The American Council on Exercise (ACE), America's nonprofit fitness advocate, suggests balancing caloric intake over a several day period and committing to physical activity to stay healthy through the holidays.
"To burn off a 3,000 calorie Thanksgiving Day meal, a 160 lb. person would have to run at a moderate pace for four hours, swim for five hours or walk for 30 miles. Many people don't just stop at the meal, snacking throughout the day can lead up to a total caloric intake of 4,500," says Dr Cedric Bryant, ACE chief exercise physiologist. "But it doesn't have to be this way, all foods can fit into a quality diet and exercise plan, including holiday delicacies."

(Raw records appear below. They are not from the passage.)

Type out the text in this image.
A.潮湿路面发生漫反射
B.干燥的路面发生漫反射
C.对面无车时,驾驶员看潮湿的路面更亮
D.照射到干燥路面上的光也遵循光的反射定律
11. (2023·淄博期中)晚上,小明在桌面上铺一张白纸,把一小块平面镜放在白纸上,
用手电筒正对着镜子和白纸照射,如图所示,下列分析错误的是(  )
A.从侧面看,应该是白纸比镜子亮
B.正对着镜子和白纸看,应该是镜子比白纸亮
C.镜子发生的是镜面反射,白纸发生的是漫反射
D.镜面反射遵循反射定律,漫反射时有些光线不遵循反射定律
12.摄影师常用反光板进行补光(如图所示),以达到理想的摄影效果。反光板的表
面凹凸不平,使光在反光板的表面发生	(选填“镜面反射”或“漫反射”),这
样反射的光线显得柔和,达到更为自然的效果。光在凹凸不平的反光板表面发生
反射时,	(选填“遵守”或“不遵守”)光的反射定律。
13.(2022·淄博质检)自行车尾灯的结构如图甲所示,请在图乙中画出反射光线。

You can make up for a feast of rich, higher-fat foods with lighter, lower-fat meals for the next couple of days. Or plan for tomorrow night's party with a low-calorie, low-fat breakfast and lunch.
Look back and assess your diet over the past few days. Were you on the party circuit last weekend? Then look ahead. Are there celebrations looming?
Don't panic or feel guilty if your diet seems to have gotten out of hand. When you balance your intake over several days, you have the time to regain control.
Make physical activity a regular habit. Beyond burning calories, exercise is essential for good health and well-being.
Have a salad, light soup or fruit before leaving home or prior to your meal.
Select only "special" or favorite foods at a holiday buffet -- leave standard fare like potato chips, nuts and rolls for the other guests.
Space the party beverages -- have a glass of sparkling water after a glass of wine or cup of eggnog.
Practice portion control. A smaller serving of the real thing can be very satisfying.